Troué par une perte (névrose), castré de son foyer, de sa femme, de sa situation, etc. le sujet obsessionnel manque à être. Ainsi l'obsession est un processus à double visage : d'abord dans la mesure ou le sujet l'alimente, ensuite dans celle ou elle alimente le sujet. Elle le comble. Autrement dit, un certain nombre d'objet s'accrochent dans sa cavité vide, il tapisse son intériorité en jouant avec son objet.
Selon une autre perspective, l'objet à obsession figure un abrit, le sujet s'y retrouve, c'est son repère. C'est une proppriétés propres aux rituels qu'on habite, qu'on "campe" et desquels on ne veut pas s'arracher. Quant le monde a lâché le sujet traumatisé, c'est dans de tels rituels obsessionnels qu'il cherche du solide, c'est sur un tel terrain (libidineux) qu'il se construit. Il y trouve, en outre, une forme de presence ou de proximité : présence de l'objet qu'on s'est approprié, qu'on a fait sien, qui, maintenant, nous habite et nous comble. Le sujet signifie "je me balade toujours avec mon obsession dans la poche".

Habiter, s'y retrouver, pouvoir se reposer dessus, etc. sont des processus qui assurent une fonction de contenance et narcissique. Effectivement, l'objet des obsessions du sujet assure une contenance dans la mesure ou il est l'hôte de ses débordements libidineux.
Au lieu de donner dans le registre de la rétention, le sujet obsessionel "vomis" l'ensemble de ses désirs pervers dans l'autre, dans l'objet approprié avec lequel il joue et qui figure comme une "boîte à secrets", une boîte de Pandore.

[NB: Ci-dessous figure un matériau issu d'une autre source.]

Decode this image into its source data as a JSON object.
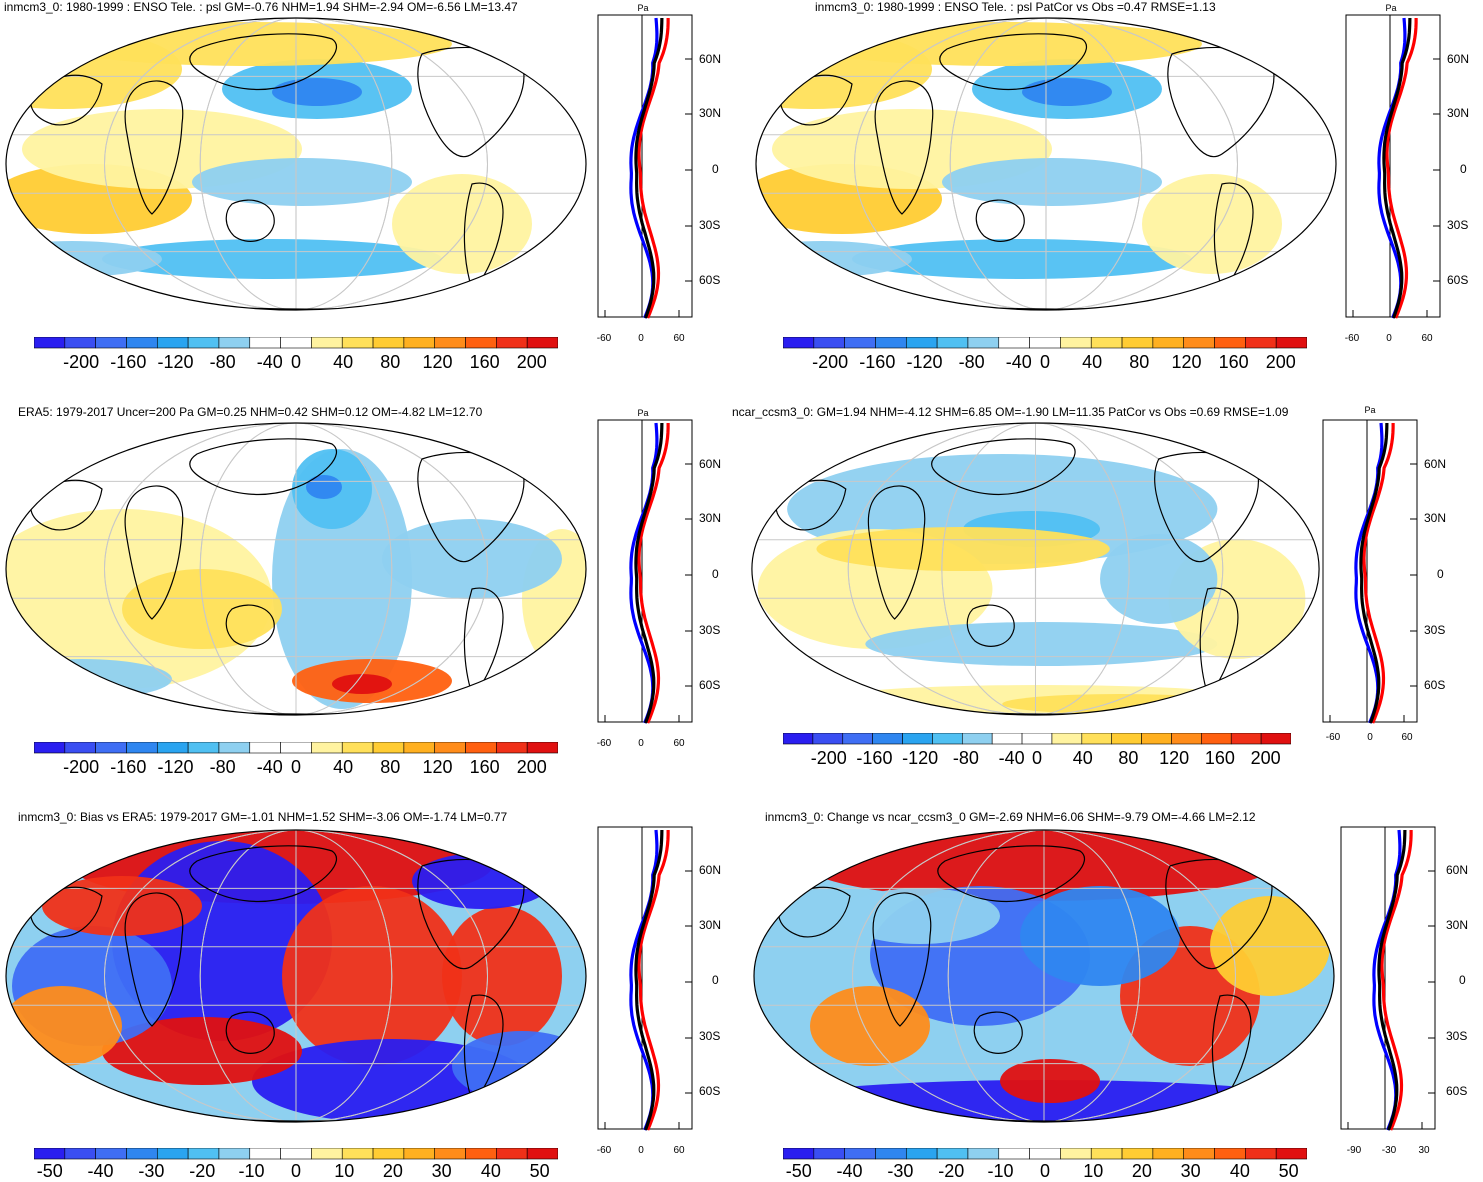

Dans la perspective de ce paragraphe, je relève que l'obsession est un processus qui signifie : jouer sa place, jouer sa place dans l'obsession qu'on à bite. C'est un jeu à bite et à trou.

*

L'autre jour, comme je discutais avec Freud, il m'a dit :

"comme l'événement traumatique troue le tissu conscient et le psychique,
il figure un anus dans le psychique"

2 commentaires:

Anonyme a dit…

bjr,

merci pour touts ces réflexions,
je voulais savoir: comment devient un enfant d'une mère (alors que je ne parle pas de père) un enfant de sexe feminin qui a vécu la perversité instinctive de la mère? merci

ps: votre portrait étant le portrait de ma mère d'autre part j'ai déjà peaufiné et n'y reviendrais pas, trop épuisant, sur la question de la névrose obsessionnelle vous me confirmez ce que j'ai pris pour bon dans mon analyse. Ceci n'est pas dépassé ma compétence présomptueux de ma part, pour ce que j'ai constaté, et je suis dans le fondement.

Bonne journée;
si j'ai une réponse merci

Tenzin Dorje a dit…

Bonsoir,

Désolé, je n'avais pas vu le message avant aujourd'hui.

Je ne pense pas être en mesure de vous donner une réponse. Il y a les grandes notions, les grands principes, mais les trajectoires personnelles n'y sont pas vraiment réductibles (ou dans une moindre mesure). En outre, je ne suis pas sûr de "voir le tableau". Si vous pouviez donner quelques détails, peut-être.